What is the increase in gravitational potential energy of an object of mass \(m\) raised from the surface of earth to a height equal to \(n\) times of earth radius ?
1. \(\left(\frac{n+1}{n}\right) mgR\)
2. \(\left(\frac{n-1}{n}\right) mgR\)
3. \(\left(\frac{n}{n-1}\right) mgR\)
4. \(\left(\frac{n}{n+1}\right) mgR\)
View Answer
The increase in potential energy is \(\Delta U = U_f - U_i = -\frac{GMm}{R + nR} - \left(-\frac{GMm}{R}\right) = \frac{GMm}{R} \left(1 - \frac{1}{n+1}\right) = \left(\frac{n}{n+1}\right) mgR\).
The escape velocity for a planet is \(v_e\).
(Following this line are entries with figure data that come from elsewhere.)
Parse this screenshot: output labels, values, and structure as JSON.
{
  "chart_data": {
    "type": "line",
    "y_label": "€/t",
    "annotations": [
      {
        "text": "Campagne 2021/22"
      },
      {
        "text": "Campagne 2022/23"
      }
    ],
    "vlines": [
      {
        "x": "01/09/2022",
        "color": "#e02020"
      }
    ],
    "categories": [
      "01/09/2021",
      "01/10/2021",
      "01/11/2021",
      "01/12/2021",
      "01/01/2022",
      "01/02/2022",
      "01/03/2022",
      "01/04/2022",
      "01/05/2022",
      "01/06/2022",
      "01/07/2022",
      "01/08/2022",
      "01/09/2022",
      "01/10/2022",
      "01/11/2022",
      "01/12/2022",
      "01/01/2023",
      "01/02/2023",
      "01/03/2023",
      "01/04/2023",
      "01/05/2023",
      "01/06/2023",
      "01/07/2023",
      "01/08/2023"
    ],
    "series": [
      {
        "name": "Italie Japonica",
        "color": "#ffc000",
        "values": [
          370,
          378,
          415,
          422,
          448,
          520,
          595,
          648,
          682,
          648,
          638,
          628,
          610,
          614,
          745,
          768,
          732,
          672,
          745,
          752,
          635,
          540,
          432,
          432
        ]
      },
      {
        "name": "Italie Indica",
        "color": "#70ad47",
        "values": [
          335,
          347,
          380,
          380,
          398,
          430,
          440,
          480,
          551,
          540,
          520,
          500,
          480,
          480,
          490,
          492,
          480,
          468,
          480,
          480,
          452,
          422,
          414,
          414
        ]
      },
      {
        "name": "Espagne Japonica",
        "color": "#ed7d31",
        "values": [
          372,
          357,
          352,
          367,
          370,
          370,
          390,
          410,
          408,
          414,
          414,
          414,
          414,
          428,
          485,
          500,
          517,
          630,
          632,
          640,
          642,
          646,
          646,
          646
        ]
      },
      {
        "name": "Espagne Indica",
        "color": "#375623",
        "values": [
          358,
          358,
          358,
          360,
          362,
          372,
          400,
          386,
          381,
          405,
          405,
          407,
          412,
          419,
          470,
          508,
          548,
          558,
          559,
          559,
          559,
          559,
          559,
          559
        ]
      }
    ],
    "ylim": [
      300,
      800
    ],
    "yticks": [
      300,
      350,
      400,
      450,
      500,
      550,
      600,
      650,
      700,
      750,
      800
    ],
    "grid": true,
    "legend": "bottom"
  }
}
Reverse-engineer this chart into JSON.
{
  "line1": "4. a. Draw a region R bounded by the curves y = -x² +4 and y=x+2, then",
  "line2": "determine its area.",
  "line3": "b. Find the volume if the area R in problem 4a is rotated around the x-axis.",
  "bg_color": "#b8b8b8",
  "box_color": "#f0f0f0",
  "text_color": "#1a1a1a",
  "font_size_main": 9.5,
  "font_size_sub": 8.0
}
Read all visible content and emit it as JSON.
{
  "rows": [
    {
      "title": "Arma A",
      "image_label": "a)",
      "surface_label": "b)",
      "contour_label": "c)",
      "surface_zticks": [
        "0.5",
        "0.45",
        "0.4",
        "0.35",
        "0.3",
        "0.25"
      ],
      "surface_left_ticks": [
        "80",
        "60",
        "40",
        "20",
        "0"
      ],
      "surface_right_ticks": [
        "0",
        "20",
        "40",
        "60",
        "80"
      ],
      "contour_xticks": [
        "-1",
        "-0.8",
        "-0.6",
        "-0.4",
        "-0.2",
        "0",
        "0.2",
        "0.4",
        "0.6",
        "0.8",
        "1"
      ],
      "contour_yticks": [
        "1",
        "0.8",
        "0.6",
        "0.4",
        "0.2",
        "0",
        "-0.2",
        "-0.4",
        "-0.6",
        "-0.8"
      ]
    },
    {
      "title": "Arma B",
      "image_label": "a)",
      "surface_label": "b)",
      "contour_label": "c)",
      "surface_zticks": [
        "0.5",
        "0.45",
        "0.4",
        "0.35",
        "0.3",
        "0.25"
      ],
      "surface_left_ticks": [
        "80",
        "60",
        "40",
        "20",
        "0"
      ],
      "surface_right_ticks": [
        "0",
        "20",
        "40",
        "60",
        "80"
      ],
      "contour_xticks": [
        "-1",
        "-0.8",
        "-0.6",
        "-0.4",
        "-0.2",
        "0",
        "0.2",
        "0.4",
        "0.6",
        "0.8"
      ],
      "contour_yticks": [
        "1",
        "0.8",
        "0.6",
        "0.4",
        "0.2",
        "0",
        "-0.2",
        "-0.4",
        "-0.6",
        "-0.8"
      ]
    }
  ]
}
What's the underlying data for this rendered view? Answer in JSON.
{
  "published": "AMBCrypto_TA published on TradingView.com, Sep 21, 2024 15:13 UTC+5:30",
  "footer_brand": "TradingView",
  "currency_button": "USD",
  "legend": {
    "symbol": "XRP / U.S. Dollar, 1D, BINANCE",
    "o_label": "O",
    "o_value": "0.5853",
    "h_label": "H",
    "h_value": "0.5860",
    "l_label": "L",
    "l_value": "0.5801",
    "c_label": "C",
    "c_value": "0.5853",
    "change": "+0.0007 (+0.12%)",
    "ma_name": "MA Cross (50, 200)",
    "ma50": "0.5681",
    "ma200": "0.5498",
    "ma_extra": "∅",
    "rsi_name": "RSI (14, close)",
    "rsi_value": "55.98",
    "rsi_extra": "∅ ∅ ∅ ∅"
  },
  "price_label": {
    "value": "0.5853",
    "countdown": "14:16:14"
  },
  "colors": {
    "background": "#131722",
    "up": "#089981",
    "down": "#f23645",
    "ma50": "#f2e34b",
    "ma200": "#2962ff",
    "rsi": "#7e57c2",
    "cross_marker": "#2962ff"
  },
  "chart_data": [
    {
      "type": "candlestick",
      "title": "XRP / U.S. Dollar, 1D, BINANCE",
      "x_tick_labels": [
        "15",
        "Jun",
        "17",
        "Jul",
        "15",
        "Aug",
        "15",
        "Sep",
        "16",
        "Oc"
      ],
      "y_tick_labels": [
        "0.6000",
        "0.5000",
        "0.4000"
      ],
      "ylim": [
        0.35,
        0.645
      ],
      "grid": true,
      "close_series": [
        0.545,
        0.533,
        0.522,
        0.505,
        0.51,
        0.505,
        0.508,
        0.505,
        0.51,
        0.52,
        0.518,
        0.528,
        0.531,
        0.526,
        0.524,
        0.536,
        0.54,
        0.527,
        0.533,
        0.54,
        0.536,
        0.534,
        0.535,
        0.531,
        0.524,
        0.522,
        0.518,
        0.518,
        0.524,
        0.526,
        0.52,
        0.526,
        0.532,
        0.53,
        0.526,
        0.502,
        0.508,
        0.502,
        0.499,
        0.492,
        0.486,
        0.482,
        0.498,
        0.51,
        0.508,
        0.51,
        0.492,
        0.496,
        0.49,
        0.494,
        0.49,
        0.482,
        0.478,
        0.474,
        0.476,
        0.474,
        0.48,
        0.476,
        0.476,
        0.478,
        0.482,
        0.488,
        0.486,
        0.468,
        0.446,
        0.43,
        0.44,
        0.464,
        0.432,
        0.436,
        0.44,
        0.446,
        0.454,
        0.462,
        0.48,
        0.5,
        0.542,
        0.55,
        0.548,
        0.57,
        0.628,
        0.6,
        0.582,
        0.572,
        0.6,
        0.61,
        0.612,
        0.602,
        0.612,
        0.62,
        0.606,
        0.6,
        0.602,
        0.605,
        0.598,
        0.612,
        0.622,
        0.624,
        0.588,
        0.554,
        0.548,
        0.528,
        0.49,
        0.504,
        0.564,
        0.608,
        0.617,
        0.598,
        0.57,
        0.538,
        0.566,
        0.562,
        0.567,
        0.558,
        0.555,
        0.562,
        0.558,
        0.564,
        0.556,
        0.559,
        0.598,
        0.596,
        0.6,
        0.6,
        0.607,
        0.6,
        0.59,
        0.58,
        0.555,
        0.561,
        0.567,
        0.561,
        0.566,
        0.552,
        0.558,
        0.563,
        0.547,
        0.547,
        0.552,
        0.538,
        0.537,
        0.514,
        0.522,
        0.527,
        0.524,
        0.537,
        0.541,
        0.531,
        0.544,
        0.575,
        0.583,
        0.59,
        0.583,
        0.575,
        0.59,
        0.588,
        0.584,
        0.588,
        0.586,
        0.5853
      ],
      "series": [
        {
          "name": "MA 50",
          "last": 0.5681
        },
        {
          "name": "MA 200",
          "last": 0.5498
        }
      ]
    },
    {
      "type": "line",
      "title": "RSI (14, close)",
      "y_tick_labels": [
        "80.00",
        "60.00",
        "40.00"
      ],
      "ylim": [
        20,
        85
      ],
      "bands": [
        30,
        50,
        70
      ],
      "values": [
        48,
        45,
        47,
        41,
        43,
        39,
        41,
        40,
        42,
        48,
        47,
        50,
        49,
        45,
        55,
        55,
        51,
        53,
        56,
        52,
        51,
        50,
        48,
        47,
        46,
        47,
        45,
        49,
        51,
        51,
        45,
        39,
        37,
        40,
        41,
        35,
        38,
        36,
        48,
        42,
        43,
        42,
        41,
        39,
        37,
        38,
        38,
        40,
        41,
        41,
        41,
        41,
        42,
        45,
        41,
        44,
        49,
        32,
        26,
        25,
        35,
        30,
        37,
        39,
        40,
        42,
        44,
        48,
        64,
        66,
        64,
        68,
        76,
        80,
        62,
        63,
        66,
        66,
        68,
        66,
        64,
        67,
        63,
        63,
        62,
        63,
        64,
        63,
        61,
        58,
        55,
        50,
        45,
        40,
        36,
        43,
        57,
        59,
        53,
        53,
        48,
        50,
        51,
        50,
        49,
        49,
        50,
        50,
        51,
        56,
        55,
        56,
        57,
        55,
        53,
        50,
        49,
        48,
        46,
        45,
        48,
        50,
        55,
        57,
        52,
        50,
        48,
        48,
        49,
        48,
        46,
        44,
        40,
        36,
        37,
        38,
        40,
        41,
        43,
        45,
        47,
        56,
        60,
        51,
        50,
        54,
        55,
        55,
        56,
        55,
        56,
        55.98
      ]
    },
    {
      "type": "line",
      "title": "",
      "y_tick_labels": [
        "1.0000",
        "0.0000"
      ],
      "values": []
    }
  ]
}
A particle starts from rest at a large distance from the planet, reaches the planet only under gravitational attraction, and passes through a smooth tunnel through its centre. Its speed at the centre of the planet will be
1. \(\sqrt{1.5} v_e\)
2. \(\frac{v_e}{\sqrt{2}}\)
3. \(v_e\)
4. zero
View Answer
Using conservation of mechanical energy from infinity to the centre: \(0 = \frac{1}{2}mv^2 - \frac{3GmM}{2R}\). Since escape velocity is \(v_e = \sqrt{\frac{2GM}{R}}\), we get \(v^2 = \frac{3GM}{R} = 1.5 v_e^2⇒ v = \sqrt{1.5} v_e\).
The mass of a spaceship is \(1000\text{ kg}\). It is to be launched from the earth’s surface out into free space. The value of \(‘g’\) and \(‘R’\) (radius of earth) are \(10\text{ m/s}^2\) and \(6400\text{ km}\) respectively. The required energy for this work will be :
1. \(6.4 \times 10^{10}\text{ Joules}\)
2. \(6.4 \times 10^{11}\text{ Joules}\)
3. \(6.4 \times 10^8\text{ Joules}\)
4. \(6.4 \times 10^9\text{ Joules}\)
View Answer
The minimum energy required to escape the earth's gravitational pull from the surface is \(E = \frac{GMm}{R} = mgR\). Substituting \(m = 1000\text{ kg}\), \(g = 10\text{ m/s}^2\), and \(R = 6.4 \times 10^6\text{ m}\), we find \(E = 6.4 \times 10^{10}\text{ Joules}\).